L'avant-contrat

La promesse de vente

Dans la promesse de vente (appelée aussi "promesse unilatérale de vente"), le propriétaire s'engage auprès du candidat acheteur (nommé bénéficiaire) à lui vendre son bien à un prix déterminé. Il lui donne ainsi en exclusivité une "option" pour un temps limité (généralement deux à trois mois).

Durant cette période, il lui est interdit de renoncer à la vente ou de proposer le bien à un autre acquéreur. Le candidat acheteur bénéficie, lui, de la promesse pour décider s'il souhaite acheter ou non. Un avantage incontestable !

En contrepartie, il verse au vendeur une indemnité d'immobilisation en principe égale à 10 % du prix de vente.

S'il se décide à acquérir, cette indemnité s'imputera sur la somme à régler. Mais s'il renonce à acheter ou s'il ne manifeste pas son acceptation dans le délai d'option, l'indemnité restera acquise au propriétaire à titre de dédommagement.

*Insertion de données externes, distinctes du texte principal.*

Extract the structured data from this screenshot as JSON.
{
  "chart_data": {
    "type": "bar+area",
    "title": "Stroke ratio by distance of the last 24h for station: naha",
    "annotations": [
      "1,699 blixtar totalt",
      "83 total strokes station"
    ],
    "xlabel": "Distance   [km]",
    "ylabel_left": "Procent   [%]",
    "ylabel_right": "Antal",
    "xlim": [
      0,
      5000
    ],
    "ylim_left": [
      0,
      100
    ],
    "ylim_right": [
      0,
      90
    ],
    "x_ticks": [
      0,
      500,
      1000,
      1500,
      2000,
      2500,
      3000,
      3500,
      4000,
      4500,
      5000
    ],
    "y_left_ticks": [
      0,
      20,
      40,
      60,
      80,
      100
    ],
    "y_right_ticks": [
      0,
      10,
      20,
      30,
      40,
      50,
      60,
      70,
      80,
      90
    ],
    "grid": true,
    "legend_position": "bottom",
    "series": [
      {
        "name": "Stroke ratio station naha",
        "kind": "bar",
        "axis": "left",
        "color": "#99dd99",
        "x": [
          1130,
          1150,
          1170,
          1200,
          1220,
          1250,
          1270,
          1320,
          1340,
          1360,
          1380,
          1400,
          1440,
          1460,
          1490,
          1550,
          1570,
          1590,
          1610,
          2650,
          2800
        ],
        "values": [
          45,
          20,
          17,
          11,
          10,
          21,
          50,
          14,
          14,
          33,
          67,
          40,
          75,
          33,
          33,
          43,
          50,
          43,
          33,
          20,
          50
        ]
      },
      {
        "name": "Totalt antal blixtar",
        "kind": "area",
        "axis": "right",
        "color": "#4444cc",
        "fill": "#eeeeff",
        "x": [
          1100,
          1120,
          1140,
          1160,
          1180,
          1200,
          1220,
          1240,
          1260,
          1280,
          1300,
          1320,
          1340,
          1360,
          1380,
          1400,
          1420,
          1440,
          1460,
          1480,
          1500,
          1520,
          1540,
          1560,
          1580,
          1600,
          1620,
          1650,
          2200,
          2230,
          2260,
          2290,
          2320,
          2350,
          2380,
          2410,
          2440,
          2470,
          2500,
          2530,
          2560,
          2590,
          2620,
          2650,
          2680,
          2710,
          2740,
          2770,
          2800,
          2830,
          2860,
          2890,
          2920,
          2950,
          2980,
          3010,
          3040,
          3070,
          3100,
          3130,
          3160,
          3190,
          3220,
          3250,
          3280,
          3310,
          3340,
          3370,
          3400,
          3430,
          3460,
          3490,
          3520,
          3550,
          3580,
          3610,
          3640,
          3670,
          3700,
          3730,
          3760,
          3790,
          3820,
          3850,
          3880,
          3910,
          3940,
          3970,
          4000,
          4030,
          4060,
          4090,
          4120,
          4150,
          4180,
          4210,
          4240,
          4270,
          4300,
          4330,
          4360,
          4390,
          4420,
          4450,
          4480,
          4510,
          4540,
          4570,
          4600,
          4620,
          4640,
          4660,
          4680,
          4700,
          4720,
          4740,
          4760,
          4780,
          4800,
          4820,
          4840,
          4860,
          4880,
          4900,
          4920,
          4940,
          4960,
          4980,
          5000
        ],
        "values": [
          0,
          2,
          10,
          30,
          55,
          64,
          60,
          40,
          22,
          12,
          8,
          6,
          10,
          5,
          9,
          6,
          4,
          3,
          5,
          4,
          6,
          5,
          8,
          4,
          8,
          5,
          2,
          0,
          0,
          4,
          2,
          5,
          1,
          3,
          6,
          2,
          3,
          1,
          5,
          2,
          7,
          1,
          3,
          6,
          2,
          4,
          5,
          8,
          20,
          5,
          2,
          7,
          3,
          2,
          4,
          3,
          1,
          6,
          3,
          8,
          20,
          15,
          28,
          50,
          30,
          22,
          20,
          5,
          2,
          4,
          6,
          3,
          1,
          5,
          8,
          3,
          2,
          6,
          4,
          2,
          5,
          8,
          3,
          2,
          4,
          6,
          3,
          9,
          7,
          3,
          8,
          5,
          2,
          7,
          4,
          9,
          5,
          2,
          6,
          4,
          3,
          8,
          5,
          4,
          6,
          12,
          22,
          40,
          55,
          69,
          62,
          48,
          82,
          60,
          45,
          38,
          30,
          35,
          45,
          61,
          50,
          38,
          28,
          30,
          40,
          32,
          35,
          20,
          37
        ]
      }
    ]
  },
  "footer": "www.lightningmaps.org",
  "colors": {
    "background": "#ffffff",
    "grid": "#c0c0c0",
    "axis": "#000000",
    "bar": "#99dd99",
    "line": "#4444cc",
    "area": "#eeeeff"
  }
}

Pour être valable, la promesse de vente doit être enregistrée auprès de la recette des impôts, dans les dix jours qui suivent la signature s'il s'agit d'un acte sous seing privé .

Par ailleurs, lorsqu’elle est consentie pour une durée supérieure à 18 mois, elle doit être réalisée par acte authentique.

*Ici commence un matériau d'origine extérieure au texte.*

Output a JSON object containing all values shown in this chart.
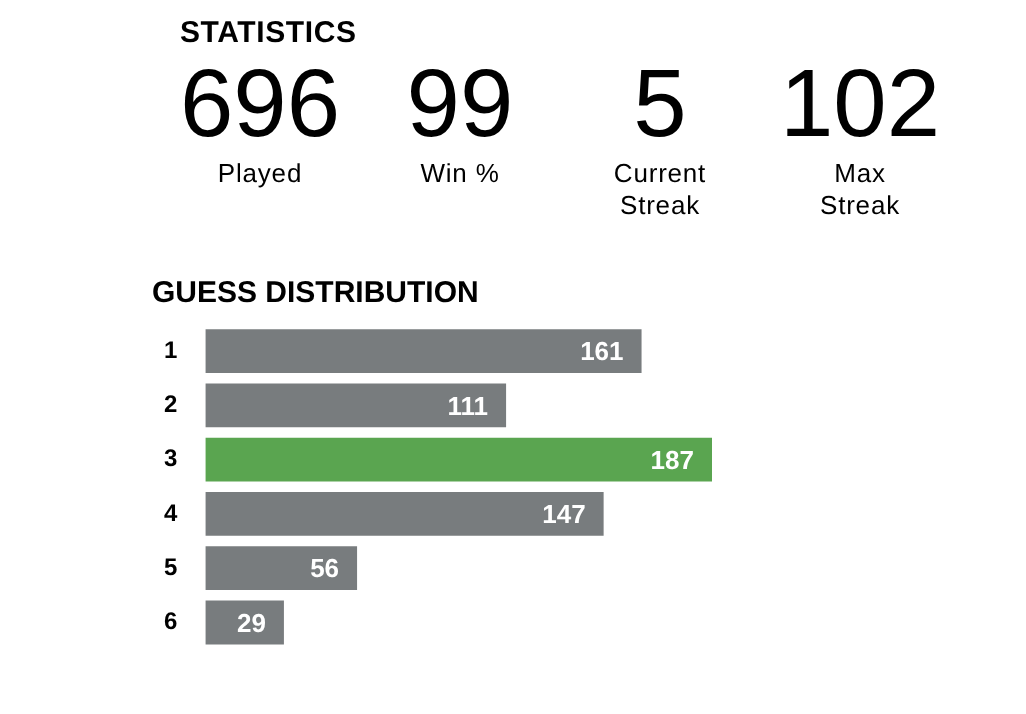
{
  "chart_data": [
    {
      "type": "other",
      "title": "STATISTICS",
      "annotations": [
        "696",
        "Played",
        "99",
        "Win %",
        "5",
        "Current Streak",
        "102",
        "Max Streak"
      ]
    },
    {
      "type": "bar",
      "title": "GUESS DISTRIBUTION",
      "orientation": "horizontal",
      "categories": [
        "1",
        "2",
        "3",
        "4",
        "5",
        "6"
      ],
      "values": [
        161,
        111,
        187,
        147,
        56,
        29
      ],
      "colors": [
        "#787c7e",
        "#787c7e",
        "#5aa550",
        "#787c7e",
        "#787c7e",
        "#787c7e"
      ],
      "data_labels": true,
      "tick_labels": "y",
      "legend": false
    }
  ]
}
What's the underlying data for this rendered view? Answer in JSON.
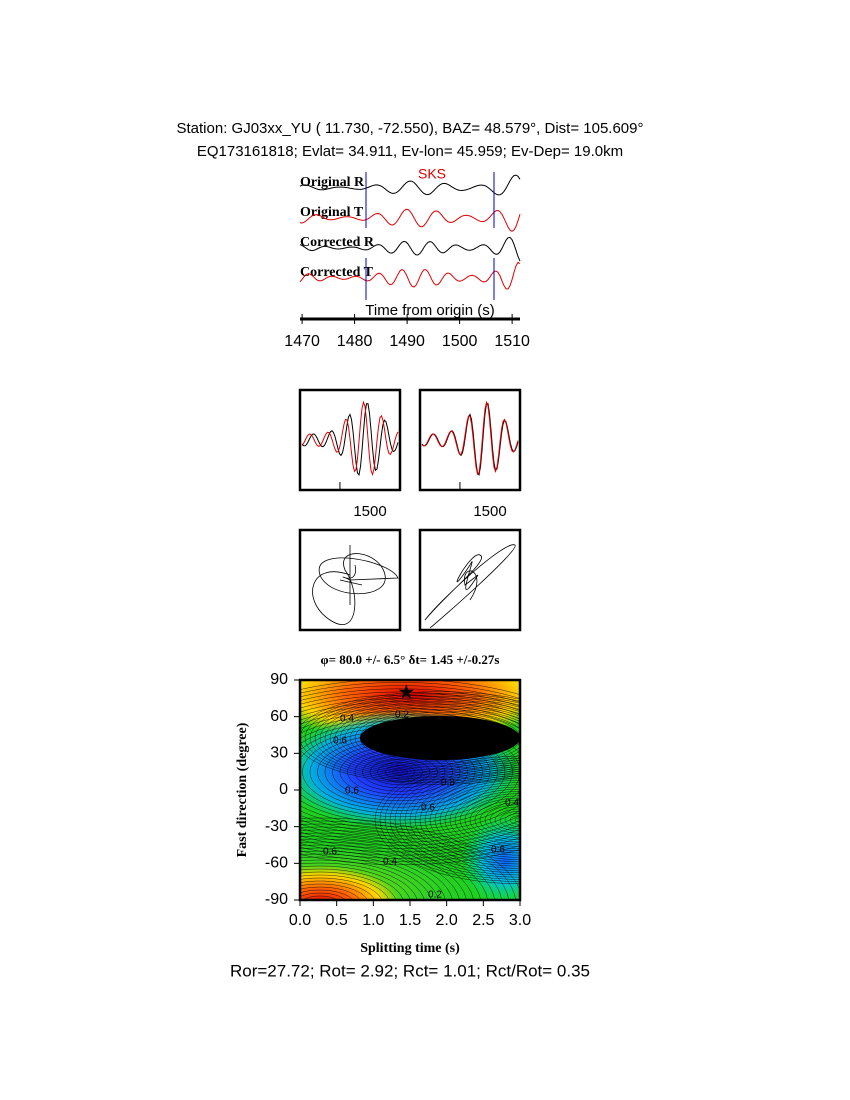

Les droits d' enregistrement , payés par l'acquéreur, s'élèvent à 125 €.

Souvent pressés de conclure, acheteur et vendeur s'imaginent parfois que la signature de l'avant-contrat n'engage pas à grand-chose.

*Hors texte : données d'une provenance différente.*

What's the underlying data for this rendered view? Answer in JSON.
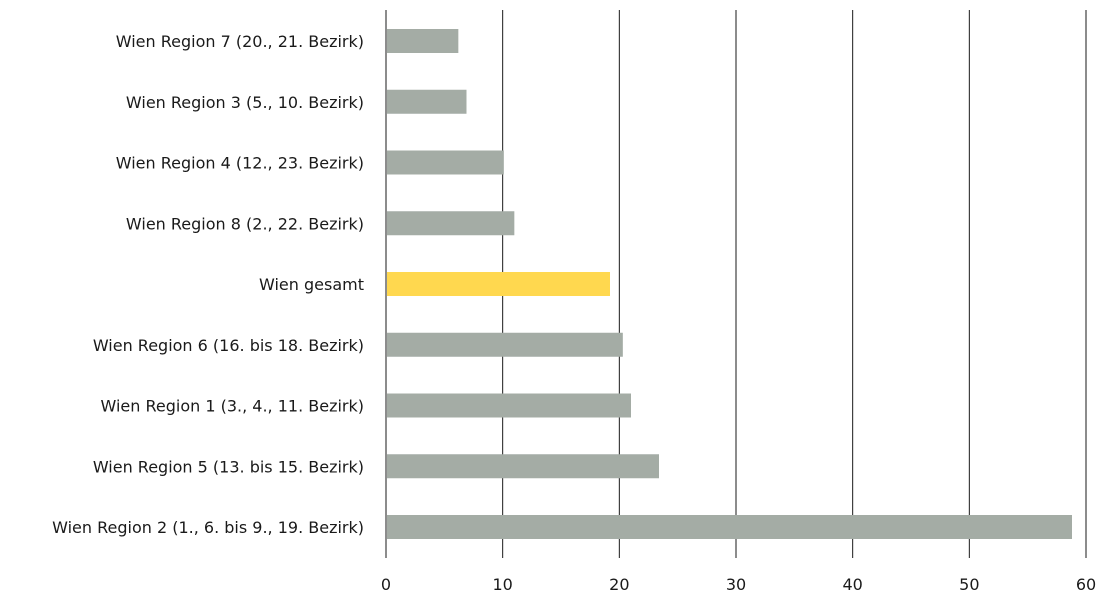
{
  "chart_data": {
    "type": "bar",
    "orientation": "horizontal",
    "categories": [
      "Wien Region 7 (20., 21. Bezirk)",
      "Wien Region 3 (5., 10. Bezirk)",
      "Wien Region 4 (12., 23. Bezirk)",
      "Wien Region 8 (2., 22. Bezirk)",
      "Wien gesamt",
      "Wien Region 6 (16. bis 18. Bezirk)",
      "Wien Region 1 (3., 4., 11. Bezirk)",
      "Wien Region 5 (13. bis 15. Bezirk)",
      "Wien Region 2 (1., 6. bis 9., 19. Bezirk)"
    ],
    "values": [
      6.2,
      6.9,
      10.1,
      11.0,
      19.2,
      20.3,
      21.0,
      23.4,
      58.8
    ],
    "highlight_category": "Wien gesamt",
    "xlim": [
      0,
      60
    ],
    "xticks": [
      0,
      10,
      20,
      30,
      40,
      50,
      60
    ],
    "grid": "vertical",
    "legend": "none",
    "title": "",
    "xlabel": "",
    "ylabel": "",
    "colors": {
      "bar": "#a4aca5",
      "highlight": "#ffd84f",
      "grid": "#1a1a1a"
    }
  }
}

C'est faux : malgré son nom, cet accord préliminaire constitue un véritable "contrat", qui entraîne des obligations importantes pour les deux parties. Il leur permet de préciser les conditions de la future vente et marque leur accord.

Bien qu'il ne soit pas légalement obligatoire, ce document se révèle donc indispensable.

 

Le compromis de vente

Dans le compromis de vente (ou "promesse synallagmatique de vente"), vendeur et acheteur s'engagent l'un comme l'autre à conclure la vente à un prix déterminé en commun. Juridiquement, le compromis vaut donc vente.

Si l'une des parties renonce à la transaction, l'autre peut l'y contraindre par voie de justice, en exigeant de surcroît des dommages et intérêts.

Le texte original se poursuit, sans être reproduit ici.